Intanto, mentre a Bergamo si discute, e aspramente – «trovo singolare che si mantenga una cittadinanza onoraria a un assassino», ha replicato, al sindaco e collega di partito Giorgio Gori, contrario all’invalidazione, il promotore del disegno di legge che vieta la vendita di gadget fascisti, il dem Emanuele Fiano, durante un convegno promosso dall’Anpi – Ravenna ha deciso: via la cittadinanza onoraria elargita al dittatore. Una notizia niente affatto scontata.
La città romagnola era stata tra le prime a ossequiare il conterraneo Mussolini: la delibera risale al 26 ottobre 1923, decisa non dal consiglio comunale eletto (ancora non sciolto) ma solo dalla giunta guidata dal sindaco Celso Calvetti. Questo un passo della motivazione: “Nello storico primo anniversario della marcia su Roma che segnò insuperabile confine ad un periodo di nefasto dissolvimento della vita politica economica e morale dell’Italia ed iniziò nuova era di romana grandezza che già si afferma infallibile e sicura pur tra gli ostacoli quotidiani di oscuri nemici interni e le pericolose invidie altrui non dimentica che del grande avvenimento primo artefice fu Benito Mussolini”.

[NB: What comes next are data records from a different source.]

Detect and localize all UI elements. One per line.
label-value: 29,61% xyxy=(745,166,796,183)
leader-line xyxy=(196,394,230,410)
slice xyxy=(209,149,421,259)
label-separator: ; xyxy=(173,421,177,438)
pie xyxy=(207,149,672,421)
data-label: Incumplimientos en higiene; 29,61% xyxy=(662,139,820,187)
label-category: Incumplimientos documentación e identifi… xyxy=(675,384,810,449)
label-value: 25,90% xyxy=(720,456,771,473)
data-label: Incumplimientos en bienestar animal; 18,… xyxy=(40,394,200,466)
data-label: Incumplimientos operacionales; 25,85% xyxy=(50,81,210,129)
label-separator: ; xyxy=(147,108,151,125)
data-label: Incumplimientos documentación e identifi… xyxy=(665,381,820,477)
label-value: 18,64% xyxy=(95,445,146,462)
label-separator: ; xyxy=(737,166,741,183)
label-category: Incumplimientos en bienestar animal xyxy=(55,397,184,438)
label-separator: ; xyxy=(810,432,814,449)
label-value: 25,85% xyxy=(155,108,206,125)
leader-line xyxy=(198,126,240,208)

Ravenna riscatterà durante l’occupazione la sua dignità democratica, tanto da ottenere nel dopoguerra la Medaglia d’oro al valor militare per la lotta di Liberazione. È anche la città natale di Arrigo Boldrini, il leggendario Comandante Bulow della 28ª Brigata Garibaldi (decorato col massimo riconoscimento) e tra i fondatori dell’Anpi. Eppure l’onorificenza attribuita al duce resterà in vigore e quando nel 2014 la proposta di revoca viene sottoposta al Consiglio comunale (a prevalenza Pd) è respinta per mantenerla “come monito”.

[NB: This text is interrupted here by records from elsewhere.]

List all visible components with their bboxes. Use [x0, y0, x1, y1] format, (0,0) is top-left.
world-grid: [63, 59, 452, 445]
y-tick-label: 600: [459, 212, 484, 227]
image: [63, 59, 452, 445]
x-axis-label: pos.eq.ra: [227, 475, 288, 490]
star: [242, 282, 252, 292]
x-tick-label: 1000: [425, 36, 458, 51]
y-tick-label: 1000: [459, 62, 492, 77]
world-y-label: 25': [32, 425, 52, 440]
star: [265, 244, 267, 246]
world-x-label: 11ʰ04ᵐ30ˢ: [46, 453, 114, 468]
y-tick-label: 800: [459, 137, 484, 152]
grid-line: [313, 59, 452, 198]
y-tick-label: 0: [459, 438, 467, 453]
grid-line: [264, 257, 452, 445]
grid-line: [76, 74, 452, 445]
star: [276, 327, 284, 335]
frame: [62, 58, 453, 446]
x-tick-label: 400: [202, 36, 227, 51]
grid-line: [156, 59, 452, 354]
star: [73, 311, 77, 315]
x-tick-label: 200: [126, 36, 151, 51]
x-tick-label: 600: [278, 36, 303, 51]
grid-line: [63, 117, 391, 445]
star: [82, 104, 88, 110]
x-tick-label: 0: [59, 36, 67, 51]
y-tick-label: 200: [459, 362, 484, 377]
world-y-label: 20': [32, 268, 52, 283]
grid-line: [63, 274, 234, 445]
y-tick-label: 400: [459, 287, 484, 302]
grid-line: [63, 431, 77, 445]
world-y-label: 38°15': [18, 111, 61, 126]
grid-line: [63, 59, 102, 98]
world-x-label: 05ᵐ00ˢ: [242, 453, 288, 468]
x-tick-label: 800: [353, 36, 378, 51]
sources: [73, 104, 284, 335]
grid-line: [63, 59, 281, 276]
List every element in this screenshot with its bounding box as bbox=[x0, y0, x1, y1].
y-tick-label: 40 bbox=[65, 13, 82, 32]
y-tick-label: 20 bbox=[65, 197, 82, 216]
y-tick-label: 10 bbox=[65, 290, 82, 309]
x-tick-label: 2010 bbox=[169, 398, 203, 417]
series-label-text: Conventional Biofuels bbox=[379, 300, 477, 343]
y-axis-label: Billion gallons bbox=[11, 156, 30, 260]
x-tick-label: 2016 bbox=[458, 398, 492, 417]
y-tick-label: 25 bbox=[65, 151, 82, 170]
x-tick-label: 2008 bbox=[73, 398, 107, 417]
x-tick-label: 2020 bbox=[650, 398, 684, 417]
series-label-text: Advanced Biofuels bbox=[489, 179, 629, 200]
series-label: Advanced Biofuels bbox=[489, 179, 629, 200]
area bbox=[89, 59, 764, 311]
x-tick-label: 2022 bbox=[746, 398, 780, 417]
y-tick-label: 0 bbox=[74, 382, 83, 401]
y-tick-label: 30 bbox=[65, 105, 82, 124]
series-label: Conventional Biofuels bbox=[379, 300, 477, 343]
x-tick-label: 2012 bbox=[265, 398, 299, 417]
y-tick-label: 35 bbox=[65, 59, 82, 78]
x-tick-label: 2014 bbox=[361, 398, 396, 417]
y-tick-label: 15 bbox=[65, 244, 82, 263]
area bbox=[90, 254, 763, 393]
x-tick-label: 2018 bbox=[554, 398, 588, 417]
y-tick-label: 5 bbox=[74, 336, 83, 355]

La diatriba anche all’interno dei dem però non si è mai spenta e lo scorso 4 dicembre, nel giorno in cui la città ha festeggiato il suo 73° anniversario della Liberazione, è arrivato l’annuncio del sindaco Michele De Pascale, subito recepito dalla maggioranza: “Oggi più che mai, con il clima di razzismo, antisemitismo, nostalgia del fascismo che sta dilagando nelle nostre comunità, come chiaramente recenti fatti di cronaca confermano, è necessario mandare messaggi chiari e inequivocabili. Per questo motivo, nel totale rispetto del dibattito in corso, auspico che il Consiglio comunale decida per la revoca della cittadinanza a Benito Mussolini”.